Qui est-tu ? Que seras-tu ? 

Qui es-tu ? Que seras-tu ? Telles sont les questions que nous posons à l’Alsace d’aujourd’hui et de demain. A suivre le philosophe Paul Ricoeur, la meilleure façon de répondre à la question “qui ?” est de raconter l’histoire d’une vie : “individu et communauté se constituent dans leur identité en recevant des récits qui deviennent pour l’un comme pour l’autre leur histoire effective”. Fidèle à la mémoire d’hier, façonné par l’héritage culturel, le récit se projette dans l’avenir avec la promesse du maintien de soi. Mais il ne peut définir une identité acquise une fois pour toutes, car il signifie aussi “provocation à être et à agir autrement”.


Ainsi en est-il de l’Alsace de nos jours, alors qu’elle est provoquée par les crises identitaires de l’ère numérique, dont les manifestations de présentisme et d’individualisme annoncent une identité sans mémoire et sans partage. Une faille intergénérationnelle se creuse entre les générations “digital native” avides de communication et de consommation immédiates, et les générations antérieures fidèles au temps long des usages traditionnels.


 Un clivage territorial entre métropoles et zones périurbaines tend de même à s’imposer, accompagné par la distinction entre “nomades créatifs” et “néosédentaires”. Maîtres des techniques de pointe numérisées et robotisées, les premiers trouvent dans les grandes métropoles et auprès des grandes universités internationales, le terrain favorable à la création de nouveaux savoirs et richesses ; moins mobiles, moins touchés par la globalisation du monde, les néosédentaires conservent pour leur part le culte de “l’entre-nous” dans les frontières protectrices du territoire, quitte à moins profiter des avantages de la mondialisation.

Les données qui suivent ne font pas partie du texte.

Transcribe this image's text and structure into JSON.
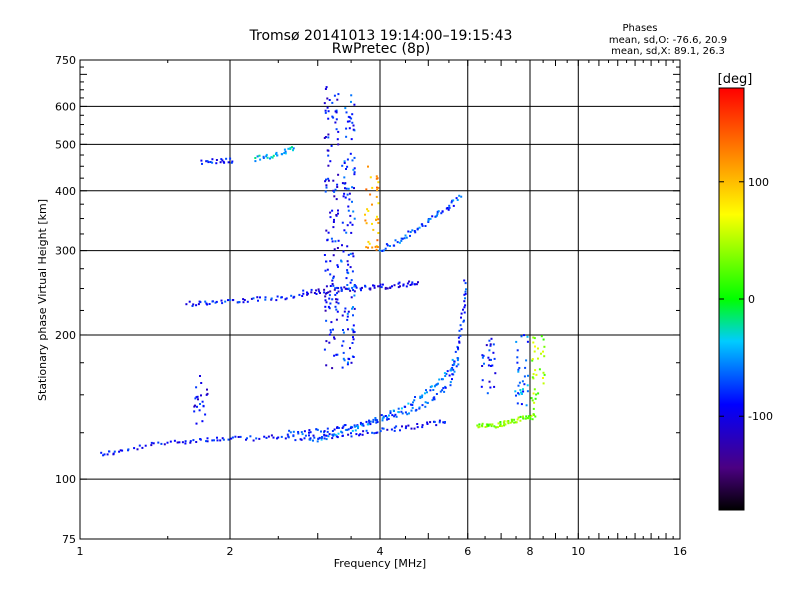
{
  "chart_data": {
    "type": "scatter",
    "title": "Tromsø 20141013 19:14:00–19:15:43",
    "subtitle": "RwPretec (8p)",
    "xlabel": "Frequency [MHz]",
    "ylabel": "Stationary phase Virtual Height [km]",
    "x_scale": "log2",
    "y_scale": "log",
    "xlim": [
      1,
      16
    ],
    "ylim": [
      75,
      750
    ],
    "x_ticks": [
      1,
      2,
      4,
      6,
      8,
      10,
      16
    ],
    "x_tick_labels": [
      "1",
      "2",
      "4",
      "6",
      "8",
      "10",
      "16"
    ],
    "x_grid": [
      2,
      4,
      6,
      8,
      10
    ],
    "y_ticks": [
      75,
      100,
      200,
      300,
      400,
      500,
      600,
      750
    ],
    "y_tick_labels": [
      "75",
      "100",
      "200",
      "300",
      "400",
      "500",
      "600",
      "750"
    ],
    "y_grid": [
      100,
      200,
      300,
      400,
      500,
      600
    ],
    "grid": true,
    "stats": {
      "header": "Phases",
      "o_line": "mean, sd,O: -76.6, 20.9",
      "x_line": "mean, sd,X: 89.1, 26.3"
    },
    "colorbar": {
      "label": "[deg]",
      "range": [
        -180,
        180
      ],
      "ticks": [
        100,
        0,
        -100
      ],
      "tick_labels": [
        "100",
        "0",
        "-100"
      ],
      "colormap": "rainbow"
    },
    "traces": [
      {
        "x": [
          1.1,
          1.2,
          1.4,
          1.6,
          1.8,
          2.0,
          2.3,
          2.6,
          2.9,
          3.2,
          3.6,
          4.0,
          4.5,
          5.0,
          5.5
        ],
        "y": [
          113,
          114,
          118,
          120,
          121,
          121,
          122,
          122,
          122,
          123,
          124,
          126,
          128,
          130,
          132
        ],
        "phase": -90
      },
      {
        "x": [
          2.6,
          2.9,
          3.2,
          3.5,
          3.9,
          4.3,
          4.7,
          5.1,
          5.5,
          5.7,
          5.8,
          5.9,
          5.95
        ],
        "y": [
          125,
          126,
          127,
          129,
          132,
          136,
          140,
          146,
          158,
          175,
          200,
          230,
          260
        ],
        "phase": -75
      },
      {
        "x": [
          2.9,
          3.2,
          3.5,
          3.8,
          4.1,
          4.5,
          4.9,
          5.2,
          5.5,
          5.7
        ],
        "y": [
          120,
          123,
          127,
          131,
          136,
          142,
          150,
          158,
          168,
          180
        ],
        "phase": -60
      },
      {
        "x": [
          1.65,
          1.8,
          2.0,
          2.2,
          2.5,
          2.8
        ],
        "y": [
          232,
          234,
          236,
          237,
          238,
          240
        ],
        "phase": -85
      },
      {
        "x": [
          2.8,
          3.0,
          3.3,
          3.6,
          3.9,
          4.2,
          4.5,
          4.8
        ],
        "y": [
          245,
          246,
          248,
          250,
          252,
          253,
          255,
          258
        ],
        "phase": -100
      },
      {
        "x": [
          4.0,
          4.3,
          4.6,
          4.9,
          5.2,
          5.5,
          5.8
        ],
        "y": [
          300,
          312,
          325,
          340,
          355,
          370,
          390
        ],
        "phase": -70
      },
      {
        "x": [
          1.75,
          1.9,
          2.05
        ],
        "y": [
          460,
          462,
          463
        ],
        "phase": -85
      },
      {
        "x": [
          2.25,
          2.4,
          2.55,
          2.7
        ],
        "y": [
          465,
          472,
          480,
          490
        ],
        "phase": -40
      },
      {
        "x": [
          6.3,
          6.6,
          6.9,
          7.2,
          7.5,
          7.9,
          8.2
        ],
        "y": [
          130,
          129,
          130,
          131,
          133,
          134,
          136
        ],
        "phase": 35
      }
    ],
    "columns": [
      {
        "x": 3.2,
        "y": [
          170,
          660
        ],
        "phase": -95
      },
      {
        "x": 3.45,
        "y": [
          170,
          640
        ],
        "phase": -80
      },
      {
        "x": 3.85,
        "y": [
          300,
          450
        ],
        "phase": 110
      },
      {
        "x": 1.75,
        "y": [
          130,
          165
        ],
        "phase": -90
      },
      {
        "x": 6.6,
        "y": [
          150,
          200
        ],
        "phase": -90
      },
      {
        "x": 7.7,
        "y": [
          140,
          200
        ],
        "phase": -60
      },
      {
        "x": 8.3,
        "y": [
          140,
          200
        ],
        "phase": 40
      }
    ]
  }
}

Soucieuse de la promesse du maintien de soi dans la profondeur de ses racines propres, l’identité de l’Alsace est appelée à s’adapter aussi aux rapides mutations de l’environnement mondialisé et européen. C’est forte de sa jeunesse éduquée, de ses métropoles universitaires et de la densité culturelle de son territoire, que la province peut maîtriser les crises identitaires nées de la mondialisation.

 Et c’est forte de son expérience historique unique, qu’elle peut intervenir, non comme victime des nationalismes d’hier, mais comme actrice spécialement qualifiée, dans l’effort franco-allemand à poursuivre un idéal européen partagé.